لَا جُنَاحَ عَلَيْكُمْ إِنْ طَلَّقْتُمُ النِّسَاءَ مَا لَمْ تَمَسُّوهُنَّ أَوْ تَفْرِضُوا لَهُنَّ فَرِيضَةً وَمَتِّعُوهُنَّ عَلَى الْمُوسِعِ قَدَرُهُ وَعَلَى الْمُقْتِرِ قَدَرُهُ مَتَاعًا بِالْمَعْرُوفِ حَقًّا عَلَى الْمُحْسِنِينَ
2/236-Size; kadınları, kendilerine dokunmadan/TeMaS(cinsel ilişki) kurmadan yada onlara bir mehir takdir etmeden boşamanızda günah yoktur. yalnız, onları (dünya metaı ile) faydalandırın. Eli geniş olan hâline , eli dar olan da haline göre ve güzellikle faydalandırmalıdır. Muhsin olanların üzerine hak (doğruca yapılması gereken) olan budur.
وَإِنْ طَلَّقْتُمُوهُنَّ مِنْ قَبْلِ أَنْ تَمَسُّوهُنَّ وَقَدْ فَرَضْتُمْ لَهُنَّ فَرِيضَةً فَنِصْفُ مَا فَرَضْتُمْ إِلَّا أَنْ يَعْفُونَ أَوْ يَعْفُوَ الَّذِي بِيَدِهِ عُقْدَةُ النِّكَاحِ وَأَنْ تَعْفُوا أَقْرَبُ لِلتَّقْوَى وَلَا تَنْسَوُا الْفَضْلَ بَيْنَكُمْ إِنَّ اللَّهَ بِمَا تَعْمَلُونَ بَصِيرٌ
2/237-Şayet, kendilerine dokunmadan/TeMaS(cinsel ilişki kurmadan) önce onları boşar ve mehri de kesmiş bulunursanız, o taktirde borç, o kestiğiniz miktarın yarısıdır. Ancak kadınlar veya nikâh akdini elinde bulunduran kimsenin bağışlaması müstesna. Sizin bağışlamanız ise takvaya daha yakındır. Aranızdaki fazileti unutmayın muhakkak ki Allah, tüm amellerinizi hakkiyle görmekte.

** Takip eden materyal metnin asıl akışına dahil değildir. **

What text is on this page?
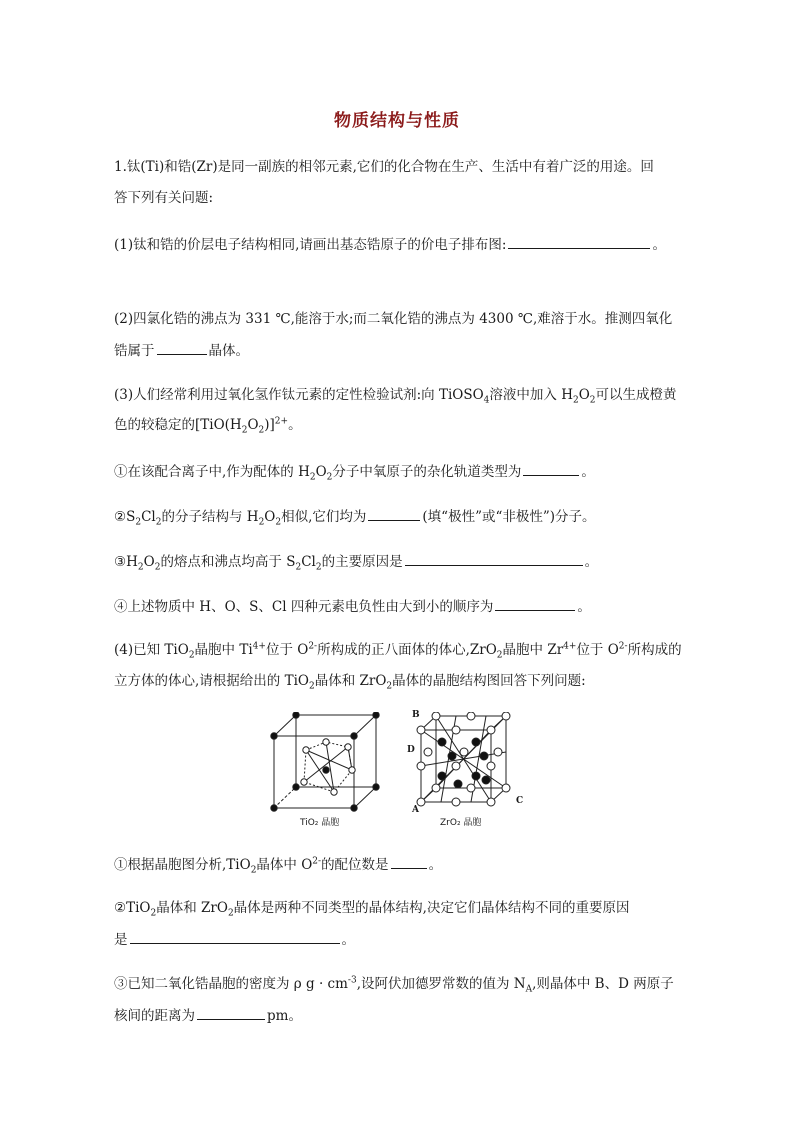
物质结构与性质
1.钛(Ti)和锆(Zr)是同一副族的相邻元素,它们的化合物在生产、生活中有着广泛的用途。回
答下列有关问题:
(1)钛和锆的价层电子结构相同,请画出基态锆原子的价电子排布图:	。
(2)四氯化锆的沸点为 331 ℃,能溶于水;而二氧化锆的沸点为 4300 ℃,难溶于水。推测四氧化
锆属于	晶体。
(3)人们经常利用过氧化氢作钛元素的定性检验试剂:向 TiOSO$_4$溶液中加入 $H_2O_2$可以生成橙黄
色的较稳定的$[TiO(H_2O_2)]^{2+}$。
①在该配合离子中,作为配体的 $H_2O_2$分子中氧原子的杂化轨道类型为	。
$②S_2Cl_2$的分子结构与 $H_2O_2$相似,它们均为	(填“极性”或“非极性”)分子。
$③H_2O_2$的熔点和沸点均高于 $S_2Cl_2$的主要原因是	。
④上述物质中 H、O、S、Cl 四种元素电负性由大到小的顺序为	。
(4)已知 TiO$_2$晶胞中 $Ti^{4+}$位于 $O^{2-}$所构成的正八面体的体心,ZrO$_2$晶胞中 $Zr^{4+}$位于 $O^{2-}$所构成的
立方体的体心,请根据给出的 TiO$_2$晶体和 ZrO$_2$晶体的晶胞结构图回答下列问题:
B
D
A
C
TiO₂ 晶胞	ZrO₂ 晶胞
①根据晶胞图分析,TiO$_2$晶体中 $O^{2-}$的配位数是	。
②TiO$_2$晶体和 ZrO$_2$晶体是两种不同类型的晶体结构,决定它们晶体结构不同的重要原因
是	。
③已知二氧化锆晶胞的密度为 ρ $g \cdot cm^{-3}$,设阿伏加德罗常数的值为 $N_A$,则晶体中 B、D 两原子
核间的距离为	pm。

يَاأَيُّهَا الَّذِينَ ءَامَنُوا إِذَا نَكَحْتُمُ الْمُؤْمِنَاتِ ثُمَّ طَلَّقْتُمُوهُنَّ مِنْ قَبْلِ أَنْ تَمَسُّوهُنَّ فَمَا لَكُمْ عَلَيْهِنَّ مِنْ عِدَّةٍ تَعْتَدُّونَهَا فَمَتِّعُوهُنَّ وَسَرِّحُوهُنَّ سَرَاحًا جَمِيلًا
33/49- Ey iman edenler! Mümin kadınları nikâhlayıp sonra onlara dokunmadan/TeMaS(cinsel ilişki kurmadan) boşadığınız zaman, sizin için üzerlerinde sayacağınız bir iddet hakkınız yoktur. Hemen metâlarını verip onları güzellikle bırakın/salıverin.
فَلَمْ تَجِدُوا مَاءً =
Su bulamamış isenizBulmak/keşfetmek = To Find = يُلاقي . يَلْقَى . يجد . يكتشف . يُوجِد . يَبْلغ
فَتَيَمَّمُوا صَعِيدًا طَيِّبًا
= hoş(na-hoşluk barındırmayan) bir toprağa teyemmüm edin. Yine bu kısımda da dikkat çeken yön var. Şöyle ki:تراب = Toprak- kelimesi kullanılmamış. Bunun yerine Rabb'imiz صَعِيدًا (saide) kelimesini kullanmış ki, bunda müthiş bir incelik var. Çünkü "saide" kelimesi "toprak" ıda kapsamakla birlikte: Yüksek yer, geniş yer, meşakkat, yüksekçe bir yere tırmanmak.....vb anlamlarını da barındırır. İncelik şuradadır:
Şayet تراب toprak deseydi;
1- Teyemmüm için sadece bildiğimiz toprak ile kayıtlı kalırdık. Peki ya bulunduğumuz ortamdaki toprak özellikle kırsalda isek hayvancılık, kimyasal atık..vs den dolayı Rics/pislik barındırıyor ise
2- Kış mevsiminin sert geçtiği bölgelerde toprak metrelerce kar altında ve suyu olmayan bir köy ise..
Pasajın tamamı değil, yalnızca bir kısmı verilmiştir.